X
Home & Office

Chorus has over 50% of NZ broadband on fibre

Peak data usage on its network now above 2Tbps, a 77% increase on June 2017 numbers.
Written by Chris Duckett, Contributor
chorus-nz-connections.png
(Image: Chorus)

New Zealand telco wholesaler Chorus has disclosed that of its almost 1.2 million broadband connections, 600,000 use fibre GPON connections.

The remaining half of the Shaky Isles is split between 270,000 VDSL connections and 327,000 ADSL connections.

Chorus said in an update to the ASX that as of June 30, it had 58,000 customers on 1Gbps connections, which it wholesales for NZ$60 per month.

A recent New Zealand Commerce Commission report found 1Gbps Fibre Max speeds in the country delivered 550Mbps in off-peak times, and 525Mbps in peak times.

For these plans, the numbers translate to 62% off-peak and 58% peak advertised speeds.  

"A major contributor to the relative underperformance of the Fibre Max services during peak hours is the interconnection issue," the report said.

"Excluding the results of the one RSP with the interconnection issue, would only see Fibre Max reach 72.3% peak hours." 

Broken out by market share for fibre users on Wednesday, Chorus said 1Gbps plans had 10% of the market, while 71% sat on NZ$46 wholesale 100Mbps plans.
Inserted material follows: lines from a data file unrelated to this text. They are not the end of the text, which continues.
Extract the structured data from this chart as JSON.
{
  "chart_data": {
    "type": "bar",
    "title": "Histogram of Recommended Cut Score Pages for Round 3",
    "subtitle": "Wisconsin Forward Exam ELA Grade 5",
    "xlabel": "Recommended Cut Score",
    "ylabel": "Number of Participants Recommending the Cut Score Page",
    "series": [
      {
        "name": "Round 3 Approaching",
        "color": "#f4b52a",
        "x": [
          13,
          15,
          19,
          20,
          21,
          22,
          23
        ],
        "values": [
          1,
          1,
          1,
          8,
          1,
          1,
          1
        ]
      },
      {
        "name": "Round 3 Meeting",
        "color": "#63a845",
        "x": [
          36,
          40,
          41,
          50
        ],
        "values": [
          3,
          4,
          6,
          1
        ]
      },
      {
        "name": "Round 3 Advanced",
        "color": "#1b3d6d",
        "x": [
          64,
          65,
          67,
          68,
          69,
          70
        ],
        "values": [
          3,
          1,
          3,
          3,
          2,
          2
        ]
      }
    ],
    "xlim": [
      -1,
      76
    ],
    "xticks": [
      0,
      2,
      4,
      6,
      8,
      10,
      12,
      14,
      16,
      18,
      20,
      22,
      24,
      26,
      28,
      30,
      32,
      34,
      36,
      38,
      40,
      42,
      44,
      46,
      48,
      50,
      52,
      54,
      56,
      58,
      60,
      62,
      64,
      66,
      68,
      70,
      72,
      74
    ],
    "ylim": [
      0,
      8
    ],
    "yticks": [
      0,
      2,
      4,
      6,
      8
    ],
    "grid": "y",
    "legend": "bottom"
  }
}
The company also had around 10% on NZ$42.50 per month 50Mbps plans, and a sliver of its users were on 200Mbps plans that wholesale for NZ$55 per month.

The company added its peak data usage on its network had now exceeded over 2Tbps, an increase of 77% on the levels posted two years ago, and is currently undertaking 10GPON trials with retailers which could see speeds top out at 10Gbps.

In February, Chorus said the trial would be across residential and small and medium-sized businesses with fibre connections in Auckland and Wellington, and make use of Nokia's XGS-PON fibre technology.

Overall, New Zealand Ultra-Fast Broadband network is now 80% complete, with average uptake sitting at 53% of premises.

The UFB is planned to provide fibre-to-the-premise to 87% of the nation by 2022, representing 1.8 million premises.

Across the ditch, Australia's National Broadband Network is aiming to connect 12 million premises by 2022, of which only a tad over 2 million are set to be fibre-to-the-premise.

Almost half of the remaining 10 million will be connected with either fibre-to-the-node or fibre-to-the-basement, 2.5 million will be on hybrid fibre-coaxial (HFC), 1.4 million should have fibre-to-the-curb, 600,000 will be on fixed wireless, and 400,000 will use NBN's satellites for connectivity.

On Wednesday morning, NBN announced it had conducted a DOCSIS 3.1 test on a customer's HFC line at Templestowe, Victoria that clocked in at 994Mbps.

"This is an important day for NBN. It shows how a specific technology -- HFC -- is evolving to meet customer demand for greater capacity from their broadband connection over time," NBN chief technology officer Ray Owen said.

"As we work to complete our network rollout, we're constantly looking at what's over the horizon for all of our technology assets and how we can evolve our network as demand grows."